Article ID | Journal | Published Year | Pages | File Type |
---|---|---|---|---|
4718107 | Marine Geology | 2016 | 12 Pages |
•We describe the mid-Holocene overstepping of a sandy barrier and lagoon.•We document its transformation into a strandplain fronted by a muddy shoreface.•Overstepping linked to the 8.2 ka event.•Changes observed may illustrate future changes envisaged for barrier-lagoons.

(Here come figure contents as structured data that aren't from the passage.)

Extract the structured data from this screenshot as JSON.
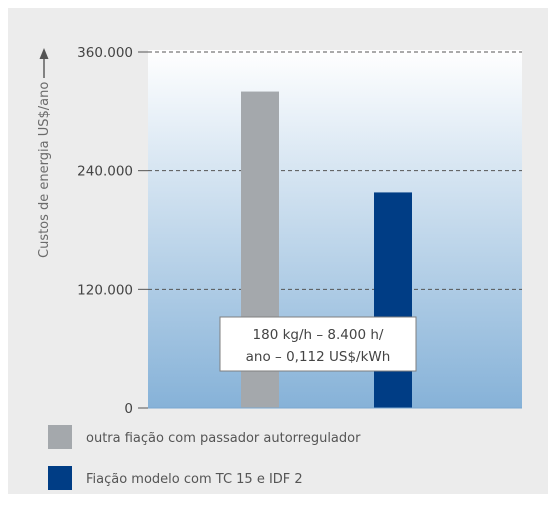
{
  "chart_data": {
    "type": "bar",
    "ylabel": "Custos de energia US$/ano",
    "ylim": [
      0,
      360000
    ],
    "yticks": [
      0,
      120000,
      240000,
      360000
    ],
    "ytick_labels": [
      "0",
      "120.000",
      "240.000",
      "360.000"
    ],
    "grid": true,
    "categories": [
      "outra fiação com passador autorregulador",
      "Fiação modelo com TC 15 e IDF 2"
    ],
    "values": [
      320000,
      218000
    ],
    "colors": [
      "#a4a8ac",
      "#003d85"
    ],
    "annotation": [
      "180 kg/h – 8.400 h/",
      "ano – 0,112 US$/kWh"
    ],
    "legend_position": "bottom"
  }
}
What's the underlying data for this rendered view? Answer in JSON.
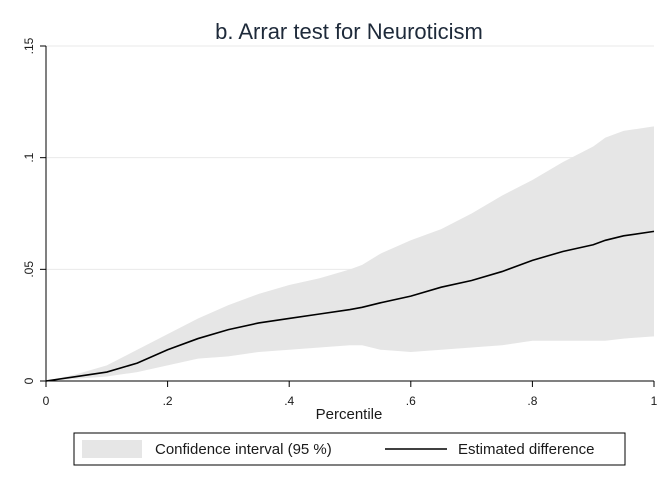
{
  "chart_data": {
    "type": "area",
    "title": "b. Arrar test for Neuroticism",
    "xlabel": "Percentile",
    "ylabel": "",
    "xlim": [
      0,
      1
    ],
    "ylim": [
      0,
      0.15
    ],
    "xticks": [
      0,
      0.2,
      0.4,
      0.6,
      0.8,
      1.0
    ],
    "xtick_labels": [
      "0",
      ".2",
      ".4",
      ".6",
      ".8",
      "1"
    ],
    "yticks": [
      0,
      0.05,
      0.1,
      0.15
    ],
    "ytick_labels": [
      "0",
      ".05",
      ".1",
      ".15"
    ],
    "grid": "horizontal",
    "legend_position": "bottom",
    "colors": {
      "band": "#e6e6e6",
      "line": "#000000",
      "grid": "#e9e9e9",
      "axis": "#000000"
    },
    "x": [
      0,
      0.05,
      0.1,
      0.15,
      0.2,
      0.25,
      0.3,
      0.35,
      0.4,
      0.45,
      0.5,
      0.52,
      0.55,
      0.6,
      0.65,
      0.7,
      0.75,
      0.8,
      0.85,
      0.9,
      0.92,
      0.95,
      1.0
    ],
    "series": [
      {
        "name": "Confidence interval (95 %)",
        "kind": "band",
        "lower": [
          0,
          0.001,
          0.002,
          0.004,
          0.007,
          0.01,
          0.011,
          0.013,
          0.014,
          0.015,
          0.016,
          0.016,
          0.014,
          0.013,
          0.014,
          0.015,
          0.016,
          0.018,
          0.018,
          0.018,
          0.018,
          0.019,
          0.02
        ],
        "upper": [
          0,
          0.003,
          0.007,
          0.014,
          0.021,
          0.028,
          0.034,
          0.039,
          0.043,
          0.046,
          0.05,
          0.052,
          0.057,
          0.063,
          0.068,
          0.075,
          0.083,
          0.09,
          0.098,
          0.105,
          0.109,
          0.112,
          0.114
        ]
      },
      {
        "name": "Estimated difference",
        "kind": "line",
        "values": [
          0,
          0.002,
          0.004,
          0.008,
          0.014,
          0.019,
          0.023,
          0.026,
          0.028,
          0.03,
          0.032,
          0.033,
          0.035,
          0.038,
          0.042,
          0.045,
          0.049,
          0.054,
          0.058,
          0.061,
          0.063,
          0.065,
          0.067
        ]
      }
    ]
  }
}
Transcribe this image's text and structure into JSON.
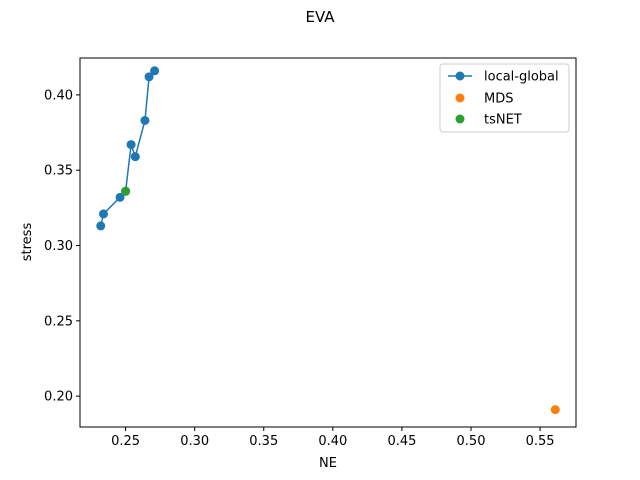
{
  "chart_data": {
    "type": "scatter",
    "title": "EVA",
    "xlabel": "NE",
    "ylabel": "stress",
    "xlim": [
      0.217,
      0.576
    ],
    "ylim": [
      0.1795,
      0.4245
    ],
    "xticks": [
      0.25,
      0.3,
      0.35,
      0.4,
      0.45,
      0.5,
      0.55
    ],
    "xtick_labels": [
      "0.25",
      "0.30",
      "0.35",
      "0.40",
      "0.45",
      "0.50",
      "0.55"
    ],
    "yticks": [
      0.2,
      0.25,
      0.3,
      0.35,
      0.4
    ],
    "ytick_labels": [
      "0.20",
      "0.25",
      "0.30",
      "0.35",
      "0.40"
    ],
    "grid": false,
    "legend_position": "top-right",
    "series": [
      {
        "name": "local-global",
        "mode": "line+markers",
        "color": "#1f77b4",
        "x": [
          0.232,
          0.234,
          0.246,
          0.25,
          0.254,
          0.257,
          0.264,
          0.267,
          0.271
        ],
        "y": [
          0.313,
          0.321,
          0.332,
          0.336,
          0.367,
          0.359,
          0.383,
          0.412,
          0.416
        ]
      },
      {
        "name": "MDS",
        "mode": "markers",
        "color": "#ff7f0e",
        "x": [
          0.561
        ],
        "y": [
          0.191
        ]
      },
      {
        "name": "tsNET",
        "mode": "markers",
        "color": "#2ca02c",
        "x": [
          0.25
        ],
        "y": [
          0.336
        ]
      }
    ]
  }
}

In an era of global rising sea level, quantifying future shoreline behaviour is a key societal concern. The potential for dramatic shoreline change via overstepping or barrier disintegration on barrier-lagoon coasts as a result of future rapid sea level rise has been considered by various authors, but documented examples of barrier overstepping generally involve either coarse grain sizes or early diagenesis as beachrock. Where overstepping has been inferred, the overstepped barrier is seldom preserved. Using high resolution seismic data we describe the mid-Holocene overstepping of a sandy coastal barrier system and subsequent geomorphological changes that ultimately transformed it into a strandplain fronted by a muddy shoreface. This complete change in character is interpreted in the context of rapid sea level rise (tentatively linked to the 8.2 ka event) during which the former sandy shoreface-barrier was overstepped and decoupled from the contemporary shoreline, leaving the latter sand-starved. Upon overstepping, the wave-influenced shoreline was displaced rapidly to the landward margin of the former lagoon. Preservation of the overstepped uncohesive sandy barrier is attributed to the relatively wave-sheltered location, rapid sea level rise and rapid burial by shoreface sediments. This situation provides an insight into the conditions under which overstepping occurs, and thereby, the future response of barrier-lagoon systems to predicted rapid rates of future sea level rise.